I recently received word that I’ve been awarded a travel grant from the Center for a Livable Future at the Johns Hopkins Bloomberg School of Public Health. Carl Taylor Grants provide funding for research or practice projects on topics relevant to the complex interrelationships among food production, diet, environment and public health.

I’ll be doing a reporting project that looks at whether the pawpaw, a delicious but little-known fruit native to the mid-Atlantic, has the potential to emerge as a more sustainable alternative to the banana and other tropical fruits on the American market. As part of the project, I’ll be creating a special pawpaw page on my website, posting interviews with pawpaw experts, and doing as much freelancing about the pawpaw as I can.  For now, here’s a brief excerpt from the grant proposal:

A little-noticed fruit tree called the pawpaw, which is native to the mid-Atlantic region and grows in 26 states across the eastern United States, has great but largely unrealized potential to offer Americans a local and sustainable alternative to bananas and other tropical fruit.
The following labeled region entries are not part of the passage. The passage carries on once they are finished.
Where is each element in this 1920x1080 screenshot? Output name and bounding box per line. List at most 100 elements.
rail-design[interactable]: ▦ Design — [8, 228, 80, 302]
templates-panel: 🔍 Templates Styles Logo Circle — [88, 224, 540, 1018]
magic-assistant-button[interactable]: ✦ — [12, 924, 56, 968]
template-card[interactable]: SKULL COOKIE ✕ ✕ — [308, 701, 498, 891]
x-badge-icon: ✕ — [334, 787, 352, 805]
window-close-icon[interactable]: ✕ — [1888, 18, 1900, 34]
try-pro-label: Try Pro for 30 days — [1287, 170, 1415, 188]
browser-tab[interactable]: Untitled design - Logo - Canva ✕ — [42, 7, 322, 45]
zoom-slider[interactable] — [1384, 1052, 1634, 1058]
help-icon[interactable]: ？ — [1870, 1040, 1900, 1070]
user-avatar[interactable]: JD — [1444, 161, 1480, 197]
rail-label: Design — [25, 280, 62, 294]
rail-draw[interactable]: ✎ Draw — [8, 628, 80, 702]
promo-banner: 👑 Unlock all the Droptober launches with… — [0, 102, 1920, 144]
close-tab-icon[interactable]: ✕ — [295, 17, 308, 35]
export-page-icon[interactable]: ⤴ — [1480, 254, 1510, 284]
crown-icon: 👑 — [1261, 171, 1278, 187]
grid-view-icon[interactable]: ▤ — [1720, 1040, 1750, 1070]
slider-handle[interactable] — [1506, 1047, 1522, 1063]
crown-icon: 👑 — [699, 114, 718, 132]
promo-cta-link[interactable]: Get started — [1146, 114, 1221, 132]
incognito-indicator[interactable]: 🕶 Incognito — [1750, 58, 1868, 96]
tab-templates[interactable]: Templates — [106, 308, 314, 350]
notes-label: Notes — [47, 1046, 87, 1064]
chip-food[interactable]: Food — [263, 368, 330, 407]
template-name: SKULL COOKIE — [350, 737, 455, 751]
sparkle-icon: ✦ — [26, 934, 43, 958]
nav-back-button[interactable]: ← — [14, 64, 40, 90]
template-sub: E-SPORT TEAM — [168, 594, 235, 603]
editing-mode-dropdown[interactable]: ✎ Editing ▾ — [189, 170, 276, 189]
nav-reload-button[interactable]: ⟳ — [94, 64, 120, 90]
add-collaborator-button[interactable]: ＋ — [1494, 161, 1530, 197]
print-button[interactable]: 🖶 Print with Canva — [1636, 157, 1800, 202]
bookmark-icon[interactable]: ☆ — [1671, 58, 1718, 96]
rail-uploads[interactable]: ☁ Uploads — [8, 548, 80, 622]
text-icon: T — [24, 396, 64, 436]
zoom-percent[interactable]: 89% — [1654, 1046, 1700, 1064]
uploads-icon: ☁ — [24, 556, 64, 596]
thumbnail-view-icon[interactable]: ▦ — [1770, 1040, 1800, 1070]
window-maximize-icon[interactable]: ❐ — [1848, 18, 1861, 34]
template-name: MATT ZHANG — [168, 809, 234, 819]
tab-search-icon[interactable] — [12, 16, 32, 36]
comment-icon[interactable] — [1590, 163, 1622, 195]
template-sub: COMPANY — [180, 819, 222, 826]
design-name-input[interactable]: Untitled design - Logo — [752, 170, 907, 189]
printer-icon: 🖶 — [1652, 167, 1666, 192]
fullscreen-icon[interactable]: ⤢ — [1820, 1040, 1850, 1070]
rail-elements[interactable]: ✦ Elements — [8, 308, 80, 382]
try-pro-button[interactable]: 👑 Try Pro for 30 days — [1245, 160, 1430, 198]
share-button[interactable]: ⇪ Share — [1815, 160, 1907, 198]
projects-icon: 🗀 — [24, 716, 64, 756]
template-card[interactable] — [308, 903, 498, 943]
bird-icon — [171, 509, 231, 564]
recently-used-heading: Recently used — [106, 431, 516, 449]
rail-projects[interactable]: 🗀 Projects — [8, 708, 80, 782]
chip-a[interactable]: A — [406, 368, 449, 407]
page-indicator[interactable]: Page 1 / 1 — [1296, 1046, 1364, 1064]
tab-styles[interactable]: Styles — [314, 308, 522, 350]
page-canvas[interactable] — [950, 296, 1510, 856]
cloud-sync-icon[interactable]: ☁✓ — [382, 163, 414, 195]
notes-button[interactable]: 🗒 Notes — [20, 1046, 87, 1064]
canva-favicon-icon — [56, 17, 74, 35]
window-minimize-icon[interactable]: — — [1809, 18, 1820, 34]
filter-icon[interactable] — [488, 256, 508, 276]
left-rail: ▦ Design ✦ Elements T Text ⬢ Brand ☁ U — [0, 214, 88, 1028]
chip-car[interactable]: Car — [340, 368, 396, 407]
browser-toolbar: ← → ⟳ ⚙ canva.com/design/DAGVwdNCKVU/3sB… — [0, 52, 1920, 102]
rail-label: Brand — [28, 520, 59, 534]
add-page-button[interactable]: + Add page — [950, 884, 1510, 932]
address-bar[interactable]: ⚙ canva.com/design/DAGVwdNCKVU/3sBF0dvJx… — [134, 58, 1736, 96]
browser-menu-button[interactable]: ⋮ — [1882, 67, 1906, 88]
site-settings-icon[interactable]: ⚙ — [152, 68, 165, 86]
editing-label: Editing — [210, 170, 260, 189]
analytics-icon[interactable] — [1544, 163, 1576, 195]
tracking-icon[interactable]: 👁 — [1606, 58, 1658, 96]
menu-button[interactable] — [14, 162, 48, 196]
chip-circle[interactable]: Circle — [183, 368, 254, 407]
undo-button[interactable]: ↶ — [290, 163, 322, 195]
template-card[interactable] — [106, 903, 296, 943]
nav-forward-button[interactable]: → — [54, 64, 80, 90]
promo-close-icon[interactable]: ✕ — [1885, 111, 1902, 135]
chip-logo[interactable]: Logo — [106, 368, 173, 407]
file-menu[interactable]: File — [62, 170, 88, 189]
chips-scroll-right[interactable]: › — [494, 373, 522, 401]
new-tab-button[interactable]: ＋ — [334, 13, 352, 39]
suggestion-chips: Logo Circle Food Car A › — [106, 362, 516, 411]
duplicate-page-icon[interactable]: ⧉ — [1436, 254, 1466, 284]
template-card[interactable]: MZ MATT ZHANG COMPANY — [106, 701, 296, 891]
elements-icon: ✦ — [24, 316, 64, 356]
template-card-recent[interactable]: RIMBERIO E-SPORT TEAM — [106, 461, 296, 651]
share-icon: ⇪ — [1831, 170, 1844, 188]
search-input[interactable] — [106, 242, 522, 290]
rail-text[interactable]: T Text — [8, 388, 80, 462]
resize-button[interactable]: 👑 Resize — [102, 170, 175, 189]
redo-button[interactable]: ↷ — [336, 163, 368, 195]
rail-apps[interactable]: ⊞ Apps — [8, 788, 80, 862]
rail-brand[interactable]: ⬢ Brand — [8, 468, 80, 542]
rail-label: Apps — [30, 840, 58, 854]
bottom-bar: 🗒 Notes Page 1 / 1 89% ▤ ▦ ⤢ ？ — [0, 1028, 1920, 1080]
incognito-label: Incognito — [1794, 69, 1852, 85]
The common pawpaw (asimina triloba), a small tree that grows in shady areas with well-drained soil, produces the largest indigenous edible fruit in North America. Pawpaw fruit, which looks similar to small mangos but has fleshy yellow interiors with the texture of custard, has an extremely sweet taste that is unique but has hints of banana, mango, and pineapple.

Pawpaw has a rich but largely forgotten place in the culinary history of the United States. Prior to the arrival of Europeans, many Native American tribes used to forage for wild pawpaw and made the fruit a regular part of their diets. Lewis and Clark wrote that pawpaw saved their expedition in 1810 when food supplies ran dangerously low.  And prior to the 1920s when the banana became a cheap and ubiquitous option on the American market,  Americans across wide swaths of the eastern United States used to eat wild pawpaw in the fall.  There’s even a popular children’s song about pawpaw that is still sung frequently today.